Sex Offender Loses Fight Over Registry Conviction
WASHINGTON (CN) - Sex offenders who are unconditionally released from prison must register in-state address changes, the Supreme Court ruled Monday.
Anthony Kebodeaux had consensual sex with a 15-year-old girl when he was a 21-year-old member of the U.S. military.
He was sentenced to three months in prison in 1999 for the crime, and the government then cut all ties with him after he served the sentence.
But when Kebodeaux moved from San Antonio, Texas, to El Paso, he failed to update his state sex offender registration within three days. Federal prosecutors then charged him with violating the Sex Offender Registration and Notification Act, or SORNA.
This 2006 law states that a sex offender must register in each jurisdiction where he lives, works and studies. Offenders are also required to keep their registration current, but Kebodeaux argued that the government applied SORNA's registration requirements to him unconstitutionally because the government had unconditionally released him before SORNA became law.
Kebodeaux was eventually convicted and sentenced to one year and one day in prison.
The full 5th Circuit nevertheless reversed the conviction in 2012, however, rejecting the government's claims that its power to criminalize sex offenses includes the authority to regulate movement even after an expired sentence and unconditional release.
Dissenting judges argued, however, that pre-SORNNA sex-offender registry laws would have still applied to Kebodeaux.
The Supreme Court reversed Monday after focusing on the "critical assumption that Kebodeaux's release was 'unconditional.'"
"To the contrary, the solicitor general, tracing through a complex set of statutory cross-references, has pointed out that at the time of his offense and conviction Kebodeaux was subject to the federal Wetterling Act, an act that imposed upon him registration requirements very similar to those that SORNA later mandated," Justice Stephen Breyer wrote for a five-member majority.
With this in mind, the necessary and proper clause of the U.S. Constitution grants Congress the power to enact SORNA's registration requirements and apply them to a federal offender who had completed his sentence prior to the time of SORNA's enactment, according to the ruling.
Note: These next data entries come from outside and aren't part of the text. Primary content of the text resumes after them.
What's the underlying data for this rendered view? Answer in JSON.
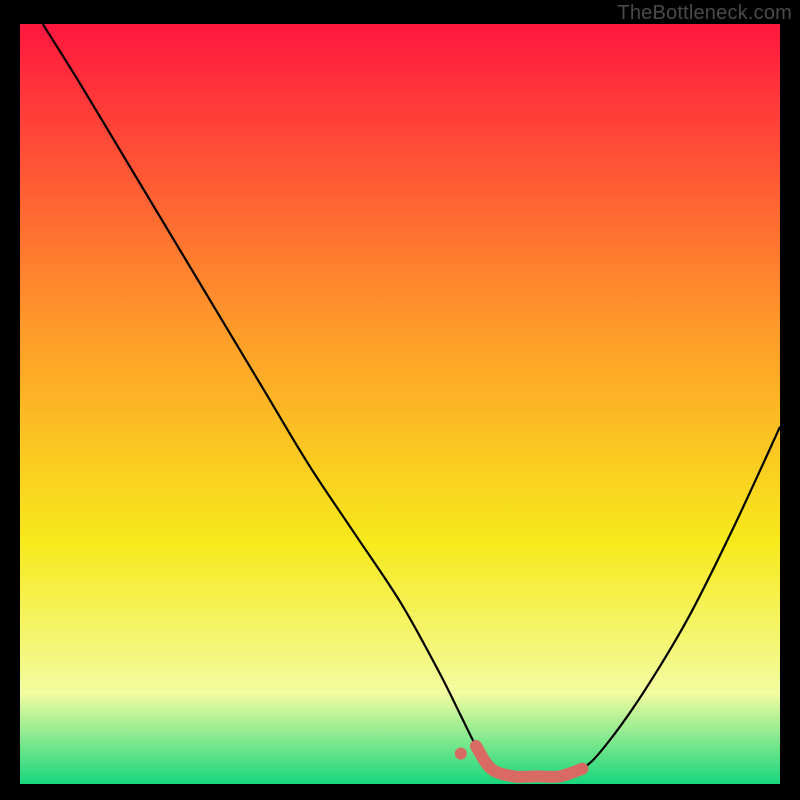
{
  "watermark": "TheBottleneck.com",
  "colors": {
    "frame": "#000000",
    "gradient_top": "#ff173f",
    "gradient_mid1": "#ff9a2a",
    "gradient_mid2": "#f7e91b",
    "gradient_low": "#f3fca0",
    "gradient_bottom": "#17d67d",
    "curve": "#000000",
    "marker_fill": "#d86a63",
    "marker_stroke": "#d86a63"
  },
  "chart_data": {
    "type": "line",
    "title": "",
    "xlabel": "",
    "ylabel": "",
    "xlim": [
      0,
      100
    ],
    "ylim": [
      0,
      100
    ],
    "grid": false,
    "legend": false,
    "series": [
      {
        "name": "bottleneck-curve",
        "x": [
          3,
          8,
          14,
          20,
          26,
          32,
          38,
          44,
          50,
          55,
          58,
          60,
          62,
          65,
          68,
          71,
          74,
          77,
          82,
          88,
          94,
          100
        ],
        "y": [
          100,
          92,
          82,
          72,
          62,
          52,
          42,
          33,
          24,
          15,
          9,
          5,
          2,
          1,
          1,
          1,
          2,
          5,
          12,
          22,
          34,
          47
        ]
      }
    ],
    "annotations": [
      {
        "type": "point",
        "x": 58,
        "y": 4,
        "label": "start-marker"
      },
      {
        "type": "segment",
        "x0": 60,
        "y0": 2,
        "x1": 74,
        "y1": 2,
        "label": "optimal-range"
      }
    ],
    "background_gradient": {
      "direction": "vertical",
      "stops": [
        {
          "pos": 0.0,
          "color": "#ff173f"
        },
        {
          "pos": 0.4,
          "color": "#ff9a2a"
        },
        {
          "pos": 0.68,
          "color": "#f7e91b"
        },
        {
          "pos": 0.88,
          "color": "#f3fca0"
        },
        {
          "pos": 1.0,
          "color": "#17d67d"
        }
      ]
    }
  }
}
Chief Justice John Roberts said he concurred in judgment only because he said the majority unnecessarily discussed "the general public safety benefits of the registration requirement."
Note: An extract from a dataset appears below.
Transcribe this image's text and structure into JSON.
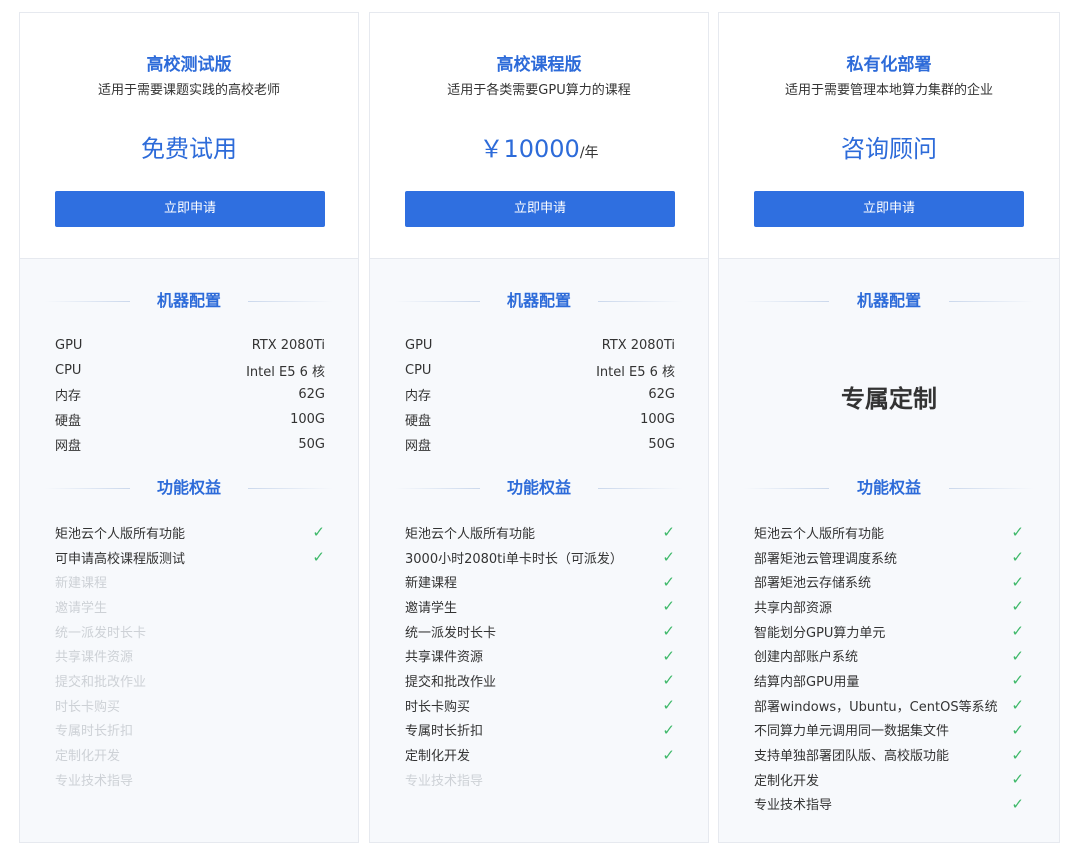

Justice Samuel Alito likewise concurred only in judgment.
Justice Clarence Thomas dissented based on his finding that SORNA "usurps the general police power vested in the states."
"Because SORNA's registration requirements are unconstitutional as applied to Kebodeaux, I respectfully dissent," Thomas wrote.
Justice Antonin Scalia joined Thomas in this point, but objected to a section of that dissent that said "what is necessary and proper to enforce a statute validly enacted pursuant to an enumerated power is not itself necessary and proper to the execution of an enumerated power."
In a separate dissent, Scalia noted his belief "that if 'Congress has the authority' to act, then it also '"possesses every power needed"' to make that action '"effective."' If I thought that SORNA's registration requirement were '"reasonably adapted,"' to carrying into execution some other, valid enactment, I would sustain it.
"But it is not. The lynchpin of the court's reasoning is that Kebodeaux was 'subject to a federal registration requirement' - the Wetterling Act - at the time of his offense, and so the necessary and proper clause 'authorized Congress to modify the requirement as in SORNA and to apply the modified requirement to Kebodeaux.' That does not establish, however, that the Wetterling Act's registration requirement was itself a valid exercise of any federal power, or that SORNA is designed to carry the Wetterling Act into execution. The former proposition is dubious, the latter obviously untrue.